Learning Deep Features for Scene Recognition using Places Database
Zhou, Bolei
and
Lapedriza, Àgata
and
Xiao, Jianxiong
and
Torralba, Antonio
and
Oliva, Aude
Neural Information Processing Systems Conference - 2014 via Local Bibsonomy
Keywords:
dblp
This paper introduces the Places dataset, which is a scene-centric
dataset at the scale of ImageNet (which is for object recognition)
so as to enable training of deep CNNs like AlexNet, and achieves
state-of-the-art for scene benchmarks. Main contributions:
- Collects a dataset at ImageNet scale for scene recognition.
- Achieves state-of-the-art on scene benchmarks: SUN397, MIT Indoor67, Scene15, SUN Attribute.
- Introduces measures for comparing datasets: density and diversity.

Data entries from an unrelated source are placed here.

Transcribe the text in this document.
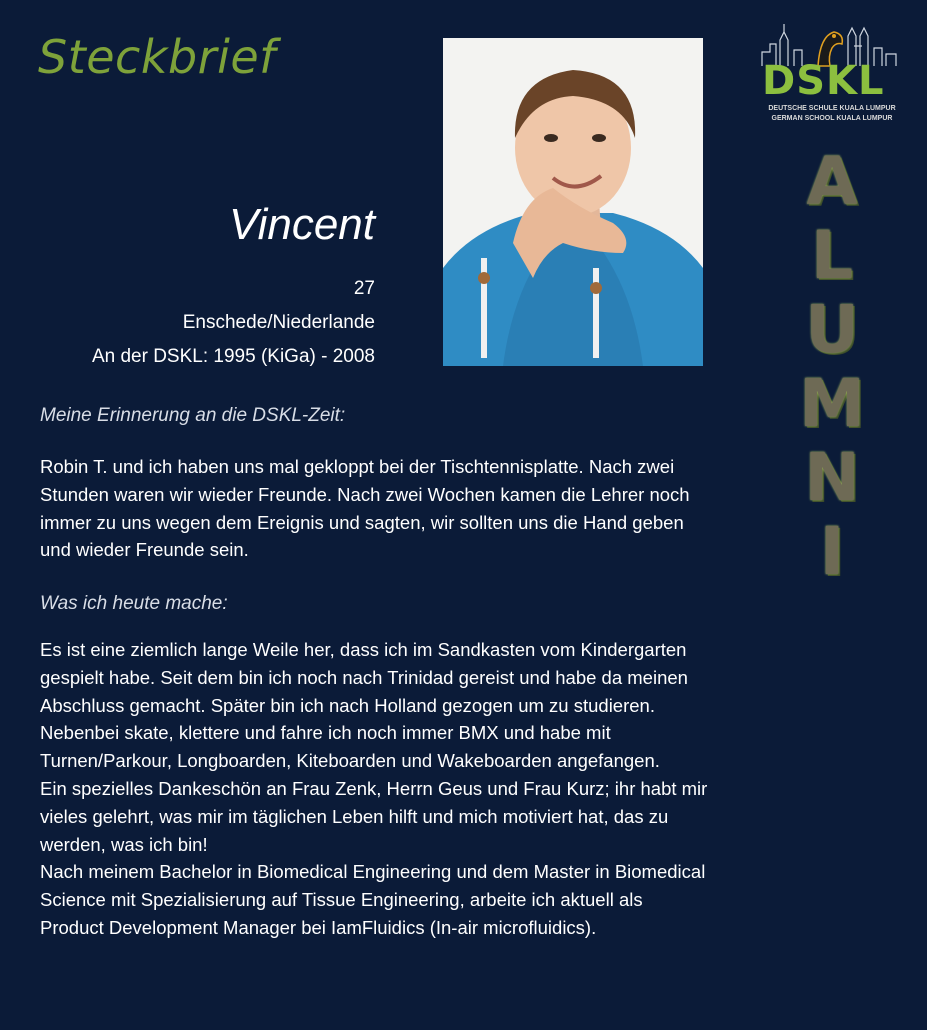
Steckbrief
Vincent
27
Enschede/Niederlande
An der DSKL: 1995 (KiGa) - 2008
DSKL
DEUTSCHE SCHULE KUALA LUMPUR
GERMAN SCHOOL KUALA LUMPUR
A
L
U
M
N
I
Meine Erinnerung an die DSKL-Zeit:

Robin T. und ich haben uns mal gekloppt bei der Tischtennisplatte. Nach zwei Stunden waren wir wieder Freunde. Nach zwei Wochen kamen die Lehrer noch immer zu uns wegen dem Ereignis und sagten, wir sollten uns die Hand geben und wieder Freunde sein.

Was ich heute mache:

Es ist eine ziemlich lange Weile her, dass ich im Sandkasten vom Kindergarten gespielt habe. Seit dem bin ich noch nach Trinidad gereist und habe da meinen Abschluss gemacht. Später bin ich nach Holland gezogen um zu studieren. Nebenbei skate, klettere und fahre ich noch immer BMX und habe mit Turnen/Parkour, Longboarden, Kiteboarden und Wakeboarden angefangen.

Ein spezielles Dankeschön an Frau Zenk, Herrn Geus und Frau Kurz; ihr habt mir vieles gelehrt, was mir im täglichen Leben hilft und mich motiviert hat, das zu werden, was ich bin!

Nach meinem Bachelor in Biomedical Engineering und dem Master in Biomedical Science mit Spezialisierung auf Tissue Engineering, arbeite ich aktuell als Product Development Manager bei IamFluidics (In-air microfluidics).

- Makes a thorough comparison b/w ImageNet and Places, from dataset to classification results to learned representation visualizations.
## Strengths
- Relative density and diversity are neat ideas for comparing datasets, and are backed by AMT experiments.
- Relative density: The more visually similar a nearest neighbour is to a randomly sampled image from a dataset, the more dense it is.

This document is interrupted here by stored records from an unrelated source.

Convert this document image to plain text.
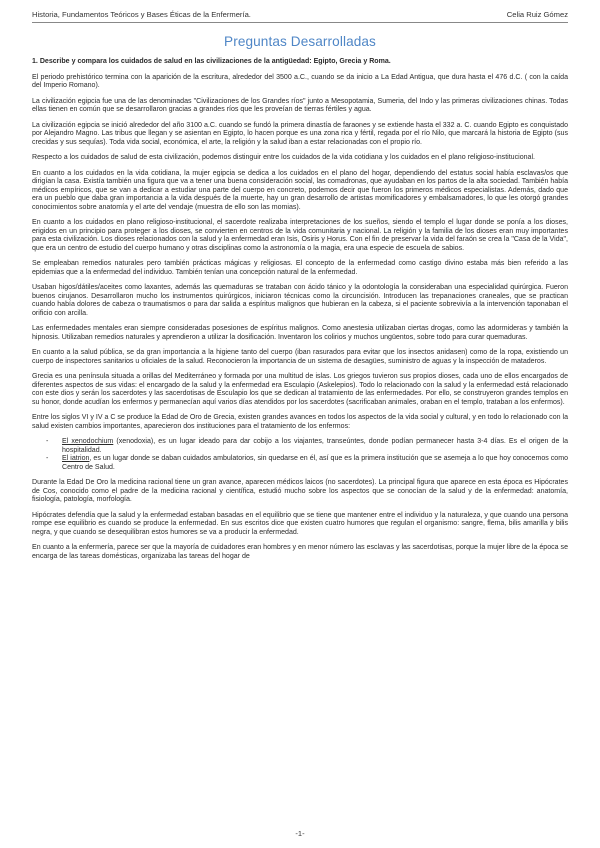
Historia, Fundamentos Teóricos y Bases Éticas de la Enfermería.	Celia Ruiz Gómez
Preguntas Desarrolladas

1. Describe y compara los cuidados de salud en las civilizaciones de la antigüedad: Egipto, Grecia y Roma.

El periodo prehistórico termina con la aparición de la escritura, alrededor del 3500 a.C., cuando se da inicio a La Edad Antigua, que dura hasta el 476 d.C. ( con la caída del Imperio Romano).

La civilización egipcia fue una de las denominadas "Civilizaciones de los Grandes ríos" junto a Mesopotamia, Sumeria, del Indo y las primeras civilizaciones chinas. Todas ellas tienen en común que se desarrollaron gracias a grandes ríos que les proveían de tierras fértiles y agua.

La civilización egipcia se inició alrededor del año 3100 a.C. cuando se fundó la primera dinastía de faraones y se extiende hasta el 332 a. C. cuando Egipto es conquistado por Alejandro Magno. Las tribus que llegan y se asientan en Egipto, lo hacen porque es una zona rica y fértil, regada por el río Nilo, que marcará la historia de Egipto (sus crecidas y sus sequías). Toda vida social, económica, el arte, la religión y la salud iban a estar relacionadas con el propio río.

Respecto a los cuidados de salud de esta civilización, podemos distinguir entre los cuidados de la vida cotidiana y los cuidados en el plano religioso-institucional.

En cuanto a los cuidados en la vida cotidiana, la mujer egipcia se dedica a los cuidados en el plano del hogar, dependiendo del estatus social había esclavas/os que dirigían la casa. Existía también una figura que va a tener una buena consideración social, las comadronas, que ayudaban en los partos de la alta sociedad. También había médicos empíricos, que se van a dedicar a estudiar una parte del cuerpo en concreto, podemos decir que fueron los primeros médicos especialistas. Además, dado que era un pueblo que daba gran importancia a la vida después de la muerte, hay un gran desarrollo de artistas momificadores y embalsamadores, lo que les otorgó grandes conocimientos sobre anatomía y el arte del vendaje (muestra de ello son las momias).

En cuanto a los cuidados en plano religioso-institucional, el sacerdote realizaba interpretaciones de los sueños, siendo el templo el lugar donde se ponía a los dioses, erigidos en un principio para proteger a los dioses, se convierten en centros de la vida comunitaria y nacional. La religión y la familia de los dioses eran muy importantes para esta civilización. Los dioses relacionados con la salud y la enfermedad eran Isis, Osiris y Horus. Con el fin de preservar la vida del faraón se crea la "Casa de la Vida", que era un centro de estudio del cuerpo humano y otras disciplinas como la astronomía o la magia, era una especie de escuela de sabios.

Se empleaban remedios naturales pero también prácticas mágicas y religiosas. El concepto de la enfermedad como castigo divino estaba más bien referido a las epidemias que a la enfermedad del individuo. También tenían una concepción natural de la enfermedad.

Usaban higos/dátiles/aceites como laxantes, además las quemaduras se trataban con ácido tánico y la odontología la consideraban una especialidad quirúrgica. Fueron buenos cirujanos. Desarrollaron mucho los instrumentos quirúrgicos, iniciaron técnicas como la circuncisión. Introducen las trepanaciones craneales, que se practican cuando había dolores de cabeza o traumatismos o para dar salida a espíritus malignos que hubieran en la cabeza, si el paciente sobrevivía a la intervención taponaban el orificio con arcilla.

Las enfermedades mentales eran siempre consideradas posesiones de espíritus malignos. Como anestesia utilizaban ciertas drogas, como las adormideras y también la hipnosis. Utilizaban remedios naturales y aprendieron a utilizar la dosificación. Inventaron los colirios y muchos ungüentos, sobre todo para curar quemaduras.

En cuanto a la salud pública, se da gran importancia a la higiene tanto del cuerpo (iban rasurados para evitar que los insectos anidasen) como de la ropa, existiendo un cuerpo de inspectores sanitarios u oficiales de la salud. Reconocieron la importancia de un sistema de desagües, suministro de aguas y la inspección de mataderos.

Grecia es una península situada a orillas del Mediterráneo y formada por una multitud de islas. Los griegos tuvieron sus propios dioses, cada uno de ellos encargados de diferentes aspectos de sus vidas: el encargado de la salud y la enfermedad era Esculapio (Askelepios). Todo lo relacionado con la salud y la enfermedad está relacionado con este dios y serán los sacerdotes y las sacerdotisas de Esculapio los que se dedican al tratamiento de las enfermedades. Por ello, se construyeron grandes templos en su honor, donde acudían los enfermos y permanecían aquí varios días atendidos por los sacerdotes (sacrificaban animales, oraban en el templo, trataban a los enfermos).

Entre los siglos VI y IV a C se produce la Edad de Oro de Grecia, existen grandes avances en todos los aspectos de la vida social y cultural, y en todo lo relacionado con la salud existen cambios importantes, aparecieron dos instituciones para el tratamiento de los enfermos:

- El xenodochium (xenodoxia), es un lugar ideado para dar cobijo a los viajantes, transeúntes, donde podían permanecer hasta 3-4 días. Es el origen de la hospitalidad.
- El iatrion, es un lugar donde se daban cuidados ambulatorios, sin quedarse en él, así que es la primera institución que se asemeja a lo que hoy conocemos como Centro de Salud.

Durante la Edad De Oro la medicina racional tiene un gran avance, aparecen médicos laicos (no sacerdotes). La principal figura que aparece en esta época es Hipócrates de Cos, conocido como el padre de la medicina racional y científica, estudió mucho sobre los aspectos que se conocían de la salud y de la enfermedad: anatomía, fisiología, patología, morfología.

Hipócrates defendía que la salud y la enfermedad estaban basadas en el equilibrio que se tiene que mantener entre el individuo y la naturaleza, y que cuando una persona rompe ese equilibrio es cuando se produce la enfermedad. En sus escritos dice que existen cuatro humores que regulan el organismo: sangre, flema, bilis amarilla y bilis negra, y que cuando se desequilibran estos humores se va a producir la enfermedad.

En cuanto a la enfermería, parece ser que la mayoría de cuidadores eran hombres y en menor número las esclavas y las sacerdotisas, porque la mujer libre de la época se encarga de las tareas domésticas, organizaba las tareas del hogar de

-1-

- Relative diversity: The more visually similar two randomly sampled images from a dataset are, the less diverse it is.
- Demonstrates via activation and mean image visualizations that different representations are learned by CNNs trained on ImageNet and Places
- Conv1 layer visualizations can be directly seen, and are similar for ImageNet-CNN and Places-CNN. They capture low-level information like oriented edges and colors.
- For higher layers, they visualize the average of top 100 images that maximize activations per unit. As we go deeper, ImageNet-CNN units have receptive fields that look more like object-blobs and Places-CNN have RFs that look more like landscapes with spatial structures.
## Weaknesses / Notes
- No explanation as to why the model trained on ImageNet and Places combined (minus overlapping images) performs better than ImageNet-CNN or Places-CNN on some benchmarks and worse on others.